Клювы очистят хоть от своего помёта. А то… как эти…
Бродят кути, роются в сенной трухе, облезлые, энергично разгребая её лапами, как заведённые. Надолго хватает завода – будут без устали копать, пока обратно не загонишь. Петух среди них. Крупный. Голенастый. Ярко-белый, с золотым отливом. Забот у него больше, чем у его подруг беспечных, – то и дело, временно прекращая поиск пропитания, воинственно вскинув лёгкую голову с тяжёлым алым гребнем, зорко озирается вокруг: вдруг где какой противник нарисуется. И вверх косится одним оком – не парит ли в небе коршун, не мелькает ли где ястреб, с этих станет. Хоть и нет цыплят ещё, бояться не за кого, но —
Инстинкт.
– И курицы, и овцы, – переводя медленно взгляд с одних на других и обратно, сказал Коля. – Канешна.
Канешна – это значит глупые.
– Не то что остальные… Хоть и ворона.
И та легка вон на помине.
– Рыскат, досужая, вынюхиват, холера.
Перелетает шумно со столба на столб, с кола на кол грузно пересаживается, остро зыркает ворона во все стороны, на человека, на овец, на кур: кто тут, что тут, по какому поводу собрание, и без неё-то как, дескать, обходятся, без соучастия её? Курам что дали поклевать, не дали? Вопросов много у неё, сама себе на все ответит.
– Такая птица… Овцы и курицы весёлыми бывают? Чё-то не видел. Вороны – да. Собаки – тоже. Кот наш, и тот… пока не обленился… Эти серьёзные всегда. Им не до шуток… так как будто. И – как стеклянные – у них глаза.

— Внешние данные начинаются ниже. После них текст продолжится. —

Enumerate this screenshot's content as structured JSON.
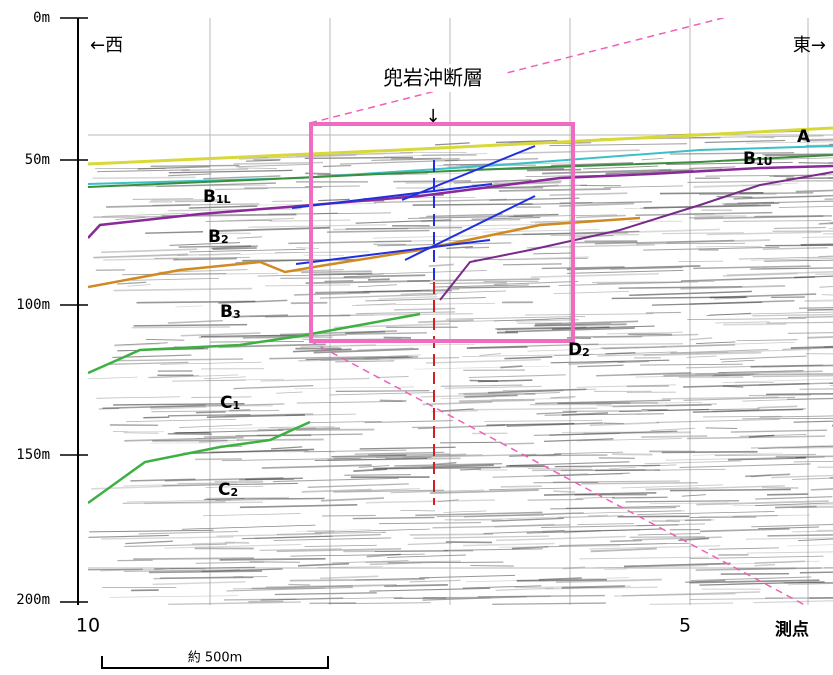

Длинная речь. Не за один приём высказалась. В пять заходов, включая вздохи разной глубины и ёлки-палки, здесь не вставленные. Другой кто-нибудь, более расторопный на язык, та же Луша, за это время все яланские новости, скопившиеся за долгую зиму, успел бы пересказать, включая вздохи разной глубины и, непременно, Осподи помилуй. Ни жить, ни говорить Коля не торопится. Как живётся, так и живёт. Как говорится, так и говорит. Не подгонишь. И всё делает так, не подсуетится. Так вот и ходит. «А от медведя побежишь?» – спрашивала его как-то Луша, раздражаясь от его медлительности или удивляясь ей. «Не знаю, – отвечал ей Коля. – Если ноги не откажут». – «Испугашься?» – «Испугаюсь». – «Ты прикинься сразу мёртвым», – говорила ему Луша. «Зачем?» – спрашивал Коля. «Чтобы не съел, ещё зачем же!..» – «Мёртвого съест ещё скорее». – «Страх-то. Не приведи, конечно, Осподи, с ним и встречаться, – добавляла, крестясь, Луша. – Нам, людям, дорожка прямая, а ему, зверю, – боковая, и чтоб в худой час не сойтись с ним».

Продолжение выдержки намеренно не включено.